Developments in DER regulations should also propel non-pipes alternatives. Groundbreaking DER proceedings in New York and California are establishing frameworks to fairly compensate DER for their locational value. Such frameworks could help distributed natural gas generation since the compact technology can be placed just about anywhere. A proposed ruling by the US Federal Energy Regulatory Commission would also allow fast starting resources (like gensets) to set market prices for electricity. Developments like these are expected to more fairly reward distributed generation that can be quickly dispatched in optimal locations.
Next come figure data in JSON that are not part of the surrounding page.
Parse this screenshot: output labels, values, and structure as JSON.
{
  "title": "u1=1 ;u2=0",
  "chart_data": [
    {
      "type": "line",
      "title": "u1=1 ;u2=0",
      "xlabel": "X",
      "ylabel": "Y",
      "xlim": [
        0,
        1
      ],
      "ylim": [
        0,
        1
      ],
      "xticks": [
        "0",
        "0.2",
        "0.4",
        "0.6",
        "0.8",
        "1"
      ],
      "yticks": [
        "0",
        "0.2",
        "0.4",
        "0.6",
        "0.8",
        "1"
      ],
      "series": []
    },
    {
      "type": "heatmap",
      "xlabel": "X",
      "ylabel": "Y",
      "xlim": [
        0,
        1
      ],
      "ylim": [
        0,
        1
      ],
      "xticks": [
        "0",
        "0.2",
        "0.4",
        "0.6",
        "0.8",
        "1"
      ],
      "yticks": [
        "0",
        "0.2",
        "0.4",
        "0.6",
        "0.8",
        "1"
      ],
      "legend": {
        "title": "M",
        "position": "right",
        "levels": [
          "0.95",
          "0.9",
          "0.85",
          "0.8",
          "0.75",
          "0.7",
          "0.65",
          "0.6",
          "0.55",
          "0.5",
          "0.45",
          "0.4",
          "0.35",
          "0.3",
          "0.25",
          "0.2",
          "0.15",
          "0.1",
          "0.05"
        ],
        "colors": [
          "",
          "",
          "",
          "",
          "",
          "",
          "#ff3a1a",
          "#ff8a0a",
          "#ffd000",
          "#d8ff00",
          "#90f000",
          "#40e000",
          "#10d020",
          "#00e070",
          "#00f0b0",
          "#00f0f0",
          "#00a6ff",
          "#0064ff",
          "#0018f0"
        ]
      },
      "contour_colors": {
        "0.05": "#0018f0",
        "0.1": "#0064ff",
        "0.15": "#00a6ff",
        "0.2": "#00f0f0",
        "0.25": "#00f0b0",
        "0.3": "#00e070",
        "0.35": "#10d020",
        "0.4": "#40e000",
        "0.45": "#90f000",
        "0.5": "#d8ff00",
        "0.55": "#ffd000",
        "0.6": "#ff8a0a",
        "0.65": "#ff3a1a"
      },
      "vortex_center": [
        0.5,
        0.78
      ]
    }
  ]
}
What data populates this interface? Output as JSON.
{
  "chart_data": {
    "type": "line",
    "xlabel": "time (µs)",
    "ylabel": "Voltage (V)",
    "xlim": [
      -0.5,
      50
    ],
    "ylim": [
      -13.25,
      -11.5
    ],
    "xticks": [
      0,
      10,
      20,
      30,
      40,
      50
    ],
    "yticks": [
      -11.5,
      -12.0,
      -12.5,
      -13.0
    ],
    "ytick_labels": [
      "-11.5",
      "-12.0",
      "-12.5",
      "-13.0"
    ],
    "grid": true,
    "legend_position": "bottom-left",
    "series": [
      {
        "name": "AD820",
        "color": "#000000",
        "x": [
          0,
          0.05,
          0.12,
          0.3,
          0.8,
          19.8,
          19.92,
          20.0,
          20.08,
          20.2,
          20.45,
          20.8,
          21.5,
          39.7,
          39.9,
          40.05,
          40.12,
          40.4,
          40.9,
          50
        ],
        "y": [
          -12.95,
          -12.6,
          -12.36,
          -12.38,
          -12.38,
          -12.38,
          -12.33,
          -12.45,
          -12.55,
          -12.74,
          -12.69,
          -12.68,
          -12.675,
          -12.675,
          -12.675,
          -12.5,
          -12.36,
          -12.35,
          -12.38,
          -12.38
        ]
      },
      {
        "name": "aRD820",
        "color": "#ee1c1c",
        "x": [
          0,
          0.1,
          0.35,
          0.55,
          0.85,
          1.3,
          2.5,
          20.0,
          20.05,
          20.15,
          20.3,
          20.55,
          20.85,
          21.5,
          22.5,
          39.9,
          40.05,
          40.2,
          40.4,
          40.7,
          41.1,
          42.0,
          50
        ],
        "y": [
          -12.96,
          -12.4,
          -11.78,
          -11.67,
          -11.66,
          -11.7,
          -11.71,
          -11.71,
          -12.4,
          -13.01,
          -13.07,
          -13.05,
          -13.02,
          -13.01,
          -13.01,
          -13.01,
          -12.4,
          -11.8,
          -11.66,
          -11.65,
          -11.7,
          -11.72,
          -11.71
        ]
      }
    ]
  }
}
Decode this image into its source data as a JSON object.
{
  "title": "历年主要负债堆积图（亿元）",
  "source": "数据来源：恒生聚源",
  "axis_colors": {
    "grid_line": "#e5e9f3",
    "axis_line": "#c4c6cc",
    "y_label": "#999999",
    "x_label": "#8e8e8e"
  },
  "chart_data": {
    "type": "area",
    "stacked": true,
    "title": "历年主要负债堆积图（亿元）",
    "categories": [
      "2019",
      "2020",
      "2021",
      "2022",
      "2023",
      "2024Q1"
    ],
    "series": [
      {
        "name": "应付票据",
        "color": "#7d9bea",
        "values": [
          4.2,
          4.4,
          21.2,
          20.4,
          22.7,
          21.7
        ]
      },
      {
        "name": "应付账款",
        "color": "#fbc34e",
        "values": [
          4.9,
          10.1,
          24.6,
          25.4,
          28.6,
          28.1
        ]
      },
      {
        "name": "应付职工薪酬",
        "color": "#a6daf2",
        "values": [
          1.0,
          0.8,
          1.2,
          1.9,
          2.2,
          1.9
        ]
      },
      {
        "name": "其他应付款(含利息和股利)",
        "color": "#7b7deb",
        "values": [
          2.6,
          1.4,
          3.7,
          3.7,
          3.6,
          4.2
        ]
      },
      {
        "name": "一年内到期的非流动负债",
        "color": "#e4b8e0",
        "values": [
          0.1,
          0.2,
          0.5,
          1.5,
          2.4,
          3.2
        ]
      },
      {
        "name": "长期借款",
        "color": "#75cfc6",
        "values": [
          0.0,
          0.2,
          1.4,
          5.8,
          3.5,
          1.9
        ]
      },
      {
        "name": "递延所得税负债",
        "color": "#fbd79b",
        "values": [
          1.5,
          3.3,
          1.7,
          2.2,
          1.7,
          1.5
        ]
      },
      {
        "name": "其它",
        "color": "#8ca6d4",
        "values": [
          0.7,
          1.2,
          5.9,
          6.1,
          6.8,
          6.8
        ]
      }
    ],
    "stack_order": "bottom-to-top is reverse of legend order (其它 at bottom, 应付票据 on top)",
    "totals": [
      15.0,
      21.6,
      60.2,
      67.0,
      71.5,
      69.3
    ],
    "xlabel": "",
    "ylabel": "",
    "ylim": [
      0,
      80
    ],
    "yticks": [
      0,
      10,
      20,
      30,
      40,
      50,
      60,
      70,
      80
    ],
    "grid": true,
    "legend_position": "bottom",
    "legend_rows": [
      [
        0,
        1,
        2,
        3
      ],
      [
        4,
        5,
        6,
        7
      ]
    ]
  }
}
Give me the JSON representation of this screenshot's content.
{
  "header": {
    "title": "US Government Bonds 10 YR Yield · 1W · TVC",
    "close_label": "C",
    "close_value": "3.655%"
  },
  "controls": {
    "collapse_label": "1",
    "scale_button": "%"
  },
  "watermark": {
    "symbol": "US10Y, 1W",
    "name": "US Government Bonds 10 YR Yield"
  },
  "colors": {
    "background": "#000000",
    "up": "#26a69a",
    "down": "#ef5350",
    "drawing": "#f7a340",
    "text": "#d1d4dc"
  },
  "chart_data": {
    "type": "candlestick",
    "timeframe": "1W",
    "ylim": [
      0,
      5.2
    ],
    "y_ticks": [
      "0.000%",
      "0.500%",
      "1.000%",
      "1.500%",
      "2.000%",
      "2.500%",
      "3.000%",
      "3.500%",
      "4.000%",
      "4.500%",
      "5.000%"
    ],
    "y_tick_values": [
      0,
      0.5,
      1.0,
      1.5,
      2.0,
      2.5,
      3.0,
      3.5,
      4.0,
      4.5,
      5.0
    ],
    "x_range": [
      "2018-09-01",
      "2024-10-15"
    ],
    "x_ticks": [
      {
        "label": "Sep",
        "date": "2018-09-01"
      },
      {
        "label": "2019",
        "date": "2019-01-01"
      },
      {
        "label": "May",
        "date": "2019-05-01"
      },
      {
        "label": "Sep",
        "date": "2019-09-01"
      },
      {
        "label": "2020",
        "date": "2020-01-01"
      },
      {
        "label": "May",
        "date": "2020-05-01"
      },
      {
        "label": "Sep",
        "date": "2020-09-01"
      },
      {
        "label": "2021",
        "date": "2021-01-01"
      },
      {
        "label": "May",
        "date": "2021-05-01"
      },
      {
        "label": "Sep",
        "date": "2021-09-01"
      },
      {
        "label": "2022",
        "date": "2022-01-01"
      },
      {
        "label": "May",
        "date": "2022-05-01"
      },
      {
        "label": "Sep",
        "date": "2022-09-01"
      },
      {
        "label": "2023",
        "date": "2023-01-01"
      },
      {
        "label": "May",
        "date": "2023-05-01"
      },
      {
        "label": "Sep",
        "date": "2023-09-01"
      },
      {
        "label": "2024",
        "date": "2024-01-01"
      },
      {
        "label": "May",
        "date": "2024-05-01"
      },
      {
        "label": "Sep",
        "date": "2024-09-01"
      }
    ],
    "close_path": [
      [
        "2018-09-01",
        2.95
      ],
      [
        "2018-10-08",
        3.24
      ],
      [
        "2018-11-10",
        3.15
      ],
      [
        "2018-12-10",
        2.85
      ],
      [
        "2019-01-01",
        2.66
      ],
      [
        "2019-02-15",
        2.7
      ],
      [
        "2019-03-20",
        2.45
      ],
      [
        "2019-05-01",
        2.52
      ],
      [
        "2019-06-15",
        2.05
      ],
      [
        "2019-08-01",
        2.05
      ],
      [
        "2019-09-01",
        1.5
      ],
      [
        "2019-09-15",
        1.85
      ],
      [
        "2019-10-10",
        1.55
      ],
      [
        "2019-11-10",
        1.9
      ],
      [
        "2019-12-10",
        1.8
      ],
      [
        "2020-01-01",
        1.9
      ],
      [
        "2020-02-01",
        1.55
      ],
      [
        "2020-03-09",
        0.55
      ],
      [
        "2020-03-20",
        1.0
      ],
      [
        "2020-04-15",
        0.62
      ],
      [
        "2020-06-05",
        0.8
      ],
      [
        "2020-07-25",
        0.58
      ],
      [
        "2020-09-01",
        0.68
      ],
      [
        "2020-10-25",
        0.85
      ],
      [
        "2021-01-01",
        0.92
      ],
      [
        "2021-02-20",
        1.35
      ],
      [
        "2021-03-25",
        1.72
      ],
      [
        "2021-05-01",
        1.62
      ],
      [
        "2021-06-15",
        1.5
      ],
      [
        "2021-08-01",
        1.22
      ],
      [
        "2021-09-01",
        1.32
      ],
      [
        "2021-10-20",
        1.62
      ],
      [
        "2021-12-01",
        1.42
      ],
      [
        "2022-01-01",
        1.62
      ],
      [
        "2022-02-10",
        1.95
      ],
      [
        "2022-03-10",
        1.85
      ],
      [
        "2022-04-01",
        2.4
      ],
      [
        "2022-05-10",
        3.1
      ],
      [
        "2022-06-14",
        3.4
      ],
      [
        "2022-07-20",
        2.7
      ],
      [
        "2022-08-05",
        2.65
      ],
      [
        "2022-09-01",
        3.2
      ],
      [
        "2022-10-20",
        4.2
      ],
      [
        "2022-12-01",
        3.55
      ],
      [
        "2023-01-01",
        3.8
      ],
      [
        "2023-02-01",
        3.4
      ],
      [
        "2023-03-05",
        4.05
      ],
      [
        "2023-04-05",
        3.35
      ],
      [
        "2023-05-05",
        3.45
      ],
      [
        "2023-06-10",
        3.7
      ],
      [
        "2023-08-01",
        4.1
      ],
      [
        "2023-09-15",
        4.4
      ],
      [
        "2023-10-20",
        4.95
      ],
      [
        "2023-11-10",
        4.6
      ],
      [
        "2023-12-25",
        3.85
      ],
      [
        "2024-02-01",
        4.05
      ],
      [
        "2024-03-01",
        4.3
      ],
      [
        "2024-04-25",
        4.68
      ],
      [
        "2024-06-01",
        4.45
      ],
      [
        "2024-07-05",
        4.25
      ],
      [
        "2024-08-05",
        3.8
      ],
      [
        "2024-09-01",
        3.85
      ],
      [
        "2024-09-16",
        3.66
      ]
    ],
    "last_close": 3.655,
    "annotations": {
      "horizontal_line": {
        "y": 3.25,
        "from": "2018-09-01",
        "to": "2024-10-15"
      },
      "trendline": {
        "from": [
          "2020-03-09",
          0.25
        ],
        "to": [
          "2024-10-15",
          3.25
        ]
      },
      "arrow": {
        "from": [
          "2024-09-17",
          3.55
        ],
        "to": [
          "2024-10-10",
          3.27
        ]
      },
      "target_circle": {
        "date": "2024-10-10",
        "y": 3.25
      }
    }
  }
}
Developers/operators like IMG Midstream and genset manufacturers like Cummins, Caterpillar, and GE are among the potential beneficiaries from these developments.

As grids become congested and locational benefits are rewarded, opportunities are expected to grow for non-pipes alternatives at the many points where the natural gas and electric transmission grids cross paths. Natural gas storage capacity in the United States amounts to 4.8 quadrillion Btu, enough to power the country for almost 2 months—an underappreciated storage resource. If hydrogen or syngas injection takes hold on a large scale, the electric and natural gas grids could become a dynamic two-way resource that would boost efficiency and resiliency in ways never before seen.